Cedera terjadi sebagai cedera langsung (coup injury) yang sesuai dengan lokasi benturan. Hal ini berbeda dengan robekan koroid biasa (contrecoup injury) di mana gelombang kejut menyebabkan kerusakan pada sisi yang berlawanan.

Q Apa perbedaannya dengan robekan koroid biasa?
A

Robekan koroid biasa terjadi pada sisi yang berlawanan dari benturan (contrecoup) dan hanya melibatkan robekan koroid. Sebaliknya, sklopetaria koroidoretina terjadi pada sisi benturan (coup) dan melibatkan robekan seluruh lapisan koroid, membran Bruch, dan retina.

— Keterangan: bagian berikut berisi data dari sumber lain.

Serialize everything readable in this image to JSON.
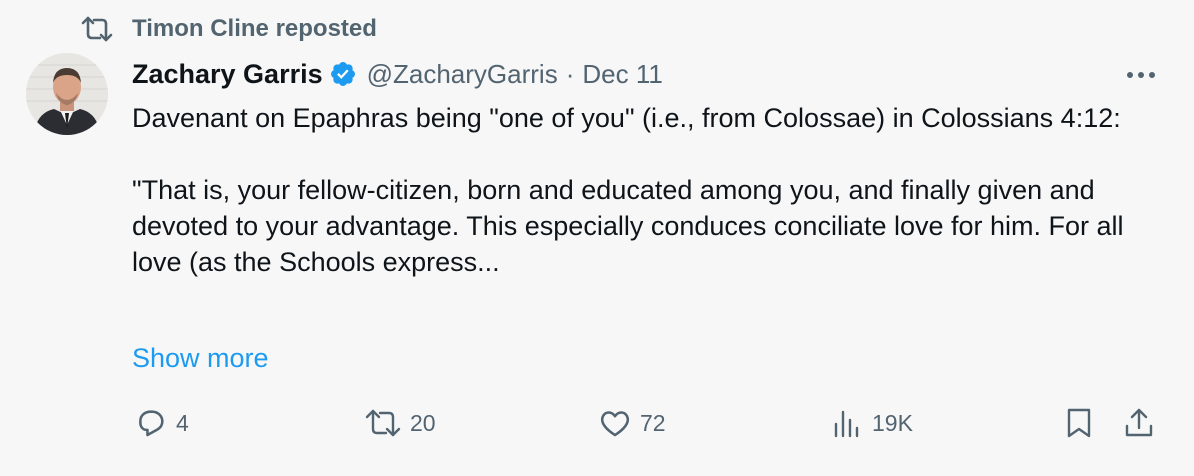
{
  "repost": {
    "text": "Timon Cline reposted",
    "icon": "repost-icon"
  },
  "author": {
    "name": "Zachary Garris",
    "handle": "@ZacharyGarris",
    "separator": "·",
    "date": "Dec 11",
    "verified": true
  },
  "tweet": {
    "paragraphs": [
      "Davenant on Epaphras being \"one of you\" (i.e., from Colossae) in Colossians 4:12:",
      "\"That is, your fellow-citizen, born and educated among you, and finally given and devoted to your advantage. This especially conduces conciliate love for him. For all love (as the Schools express..."
    ],
    "show_more": "Show more"
  },
  "actions": {
    "replies": "4",
    "reposts": "20",
    "likes": "72",
    "views": "19K"
  },
  "colors": {
    "background": "#f7f7f8",
    "text": "#0f1419",
    "secondary": "#536471",
    "accent": "#1d9bf0"
  }
}
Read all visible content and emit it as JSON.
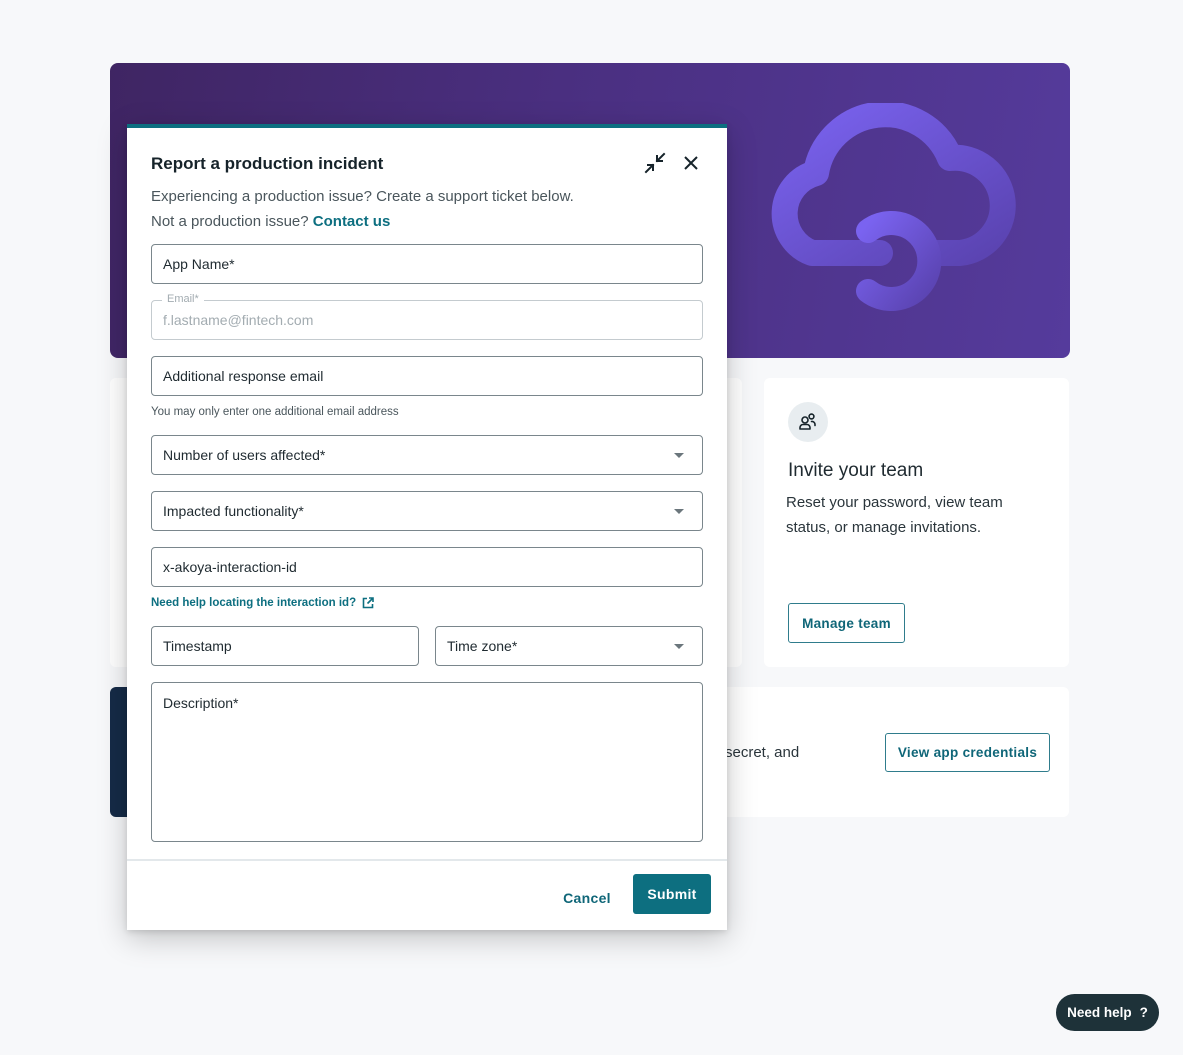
{
  "background": {
    "team_card": {
      "title": "Invite your team",
      "description": "Reset your password, view team status, or manage invitations.",
      "button": "Manage team"
    },
    "credentials_card": {
      "partial_text": "secret, and",
      "button": "View app credentials"
    },
    "colors": {
      "hero_start": "#3f2563",
      "hero_end": "#553b9c",
      "cloud": "#7460e6"
    }
  },
  "modal": {
    "title": "Report a production incident",
    "subtitle_line1": "Experiencing a production issue? Create a support ticket below.",
    "subtitle_line2_prefix": "Not a production issue?",
    "contact_link": "Contact us",
    "fields": {
      "app_name": "App Name*",
      "email_label": "Email*",
      "email_value": "f.lastname@fintech.com",
      "additional_email": "Additional response email",
      "additional_email_helper": "You may only enter one additional email address",
      "users_affected": "Number of users affected*",
      "impacted_functionality": "Impacted functionality*",
      "interaction_id": "x-akoya-interaction-id",
      "interaction_help_link": "Need help locating the interaction id?",
      "timestamp": "Timestamp",
      "time_zone": "Time zone*",
      "description": "Description*"
    },
    "actions": {
      "cancel": "Cancel",
      "submit": "Submit"
    },
    "accent_color": "#0d6f80"
  },
  "need_help": {
    "label": "Need help",
    "icon": "?"
  }
}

Gambar Chorioretinitis Sclopetaria
Gambar Chorioretinitis Sclopetaria
Andrew N Siedlecki; Edmund Tsui; Jie Deng; Donald M Miller. Long-Term Retention of an Intraorbital Metallic Foreign Body Adjacent to the Optic Nerve. Case Rep Ophthalmol Med. 2016 Oct 12; 2016:3918592 Figure 2. PMCID: PMC5080503. License: CC BY.
Fotografi fundus warna mata kiri pasien menunjukkan jaringan parut korioretinal temporal berbentuk komet yang konsisten dengan sclopetaria.

Setelah cedera, gejala berikut dapat muncul.

  • Penurunan penglihatan: Tingkat keparahan bervariasi tergantung pada lokasi robekan dan luas serta lokasi perdarahan.
  • Floater: Sensasi benda mengambang akibat perdarahan vitreus.
  • Defek lapang pandang: Dapat terjadi defek lapang pandang yang sesuai dengan lokasi robekan.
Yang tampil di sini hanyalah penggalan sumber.